Ankara’da Şırınga çikolatanın kapağının nefes borusuna kaçmasıyla vefat eden ilkokul öğrencisi Mert Yağız Köksal’ın haberiyle hepimiz kahrolduk. Bu vahim olayın ilk olmadığını,Diyarbakır’da 15 gün önce aynı şekilde vefat eden bir yavrumuzun da olduğunu haberlerden öğrendik.
Olayın bir çok boyutu var! Öncelikle idari olarak okul kantinlerinde bu ürünün satılmasına izin verilme boyutu ki, yetkili kurumların görevlerini yerine getirip getirmemelerinin sorgulanması!
İkinci olarak,şırınga çikolata ürününün içerdiği maddelerin gıda kodeksi kriterlerineve ilkokul öğrencilerinin tüketimine göre sağlıklı uygun olup olmadığının sorgulanması!
Üçüncü olarak, bu ürünün plastik kabının ilkokul çağındaki çocukların can güvenliği için bir risk oluşturup oluşturmadığının sorgulanması!
Bu sorgulamaları uzatabiliriz.
Olaya neden olan sıvı şırınga çikolatanın kabını incelediğimizde; enjektör şeklinde olup,ucunun koni şeklinde bir plastik tıkaç ile kapatıldığını görmekteyiz.
Çocuklarımız bu ürünü içindeki çikolatayı yedikten sonra içine su koyup, oyun oynadıkları için tercih etmektedirler.
Olay sırasında arkadaşlarının ifadesinden; yavrumuzun bu tıkacı açmakta zorlandığını öğrenmekteyiz.
Muhtemelen yavrumuzun tıkacı açmak için ağzıyla zorladığını ve şırınganın arkasından da eliyle baskı yaparak tıkacın tazyikle nefes borusuna kaçtığını düşünüyorum.
Sonrasında okulda öğretmenlerinin ilk yardım yapılmasından bir netice alınamayınca, en yakın sağlık ocağında yapılan müdahale ve acil sağlık ekiplerinin de müdahalesi de maalesef yavrumuzu kurtaramadı.
Acil müdahalelerinin başarısız olması yanlış müdahaleden kaynaklanmıyor. Görevlilerin doğru müdahale uyguladıklarına eminim.
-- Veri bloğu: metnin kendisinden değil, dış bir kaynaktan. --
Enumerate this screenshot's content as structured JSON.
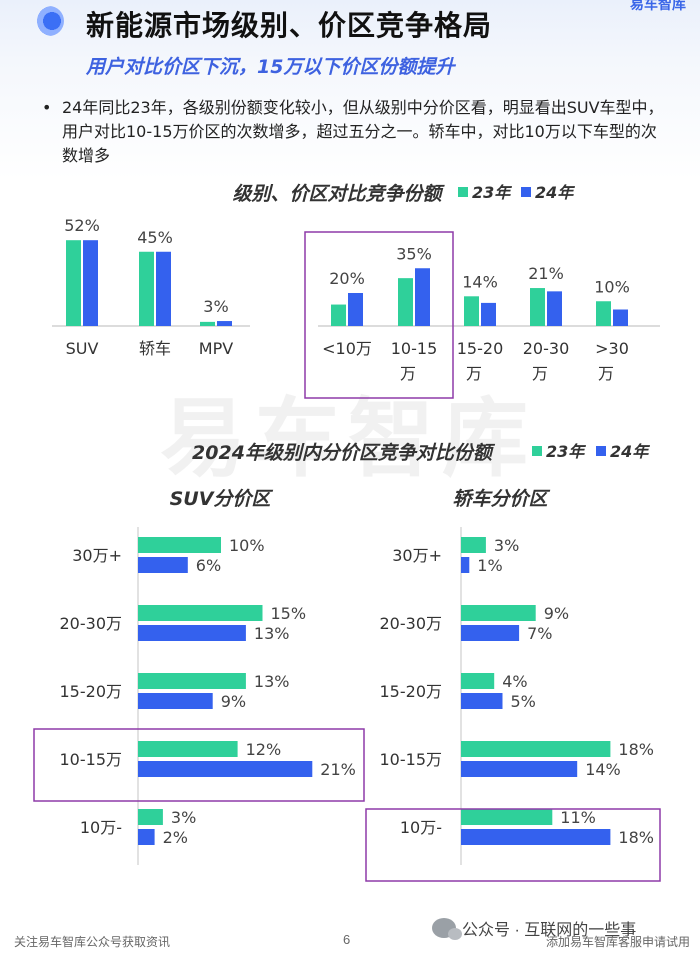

Tıkacın nefes borusundan çıkmamasının nedeni şeklinden kaynaklanmaktadır!
Çünkü tıkaç koni şeklinde olup, uç kısmı sivri ve dip kısmı ise geniş ve keskin olması nedeniyle yavrumuzun yemek borusuna kolaylıkla kaçtı. Lakin tıkacın tersten çıkmasının çok zor olacağı şeklinden de anlaşılmaktadır.
Adli tıp uzmanlarının yapacakları otopsisonucunun da benim bu görüşümü destekleyeceğini düşünüyorum.
Olayın adli ve idari soruşturma sonucunu bekliyoruz.Sonuç ne olursa olsun iki minik yavrumuzu geri getirmeyecektir.
Fakat bu ve benzeri üzücü olayların bir daha yaşanmaması için biran önce gerekli önlemlerin alınmasını milletçe acilen bekliyoruz.
Bu konuda yazı yazmak gerçekten benim için çok zor oldu.
“Ateş düştüğü yeri yakar!” derler. Ben öyle düşünmüyorum. Bir yerde ateş varsa, yürek yangını varsa, ciğerler dağlanıyorsa hepimizin yüreği yanacaktır. İnsan olmak bunu gerektirir!
Kadın Cinayetleri konusundaki yazımda da belirttiğim gibi, asıl meselemizin eğitim olması gerektiğini,bilinçli bir toplum olma yolunda idarecilerinden idare edilenlere kadar hepimiz toplumumuzu yaralayan konularda el ele omuz omuza verip çözüm yolları üretmeliyiz.
Vefat eden yavrularımıza Allah’tan rahmet diliyorum. Mekanları cennet olsun. Ailelerine sabırlar diliyorum.
Böyle vahim olaylar yaşanmaması dileğiyle.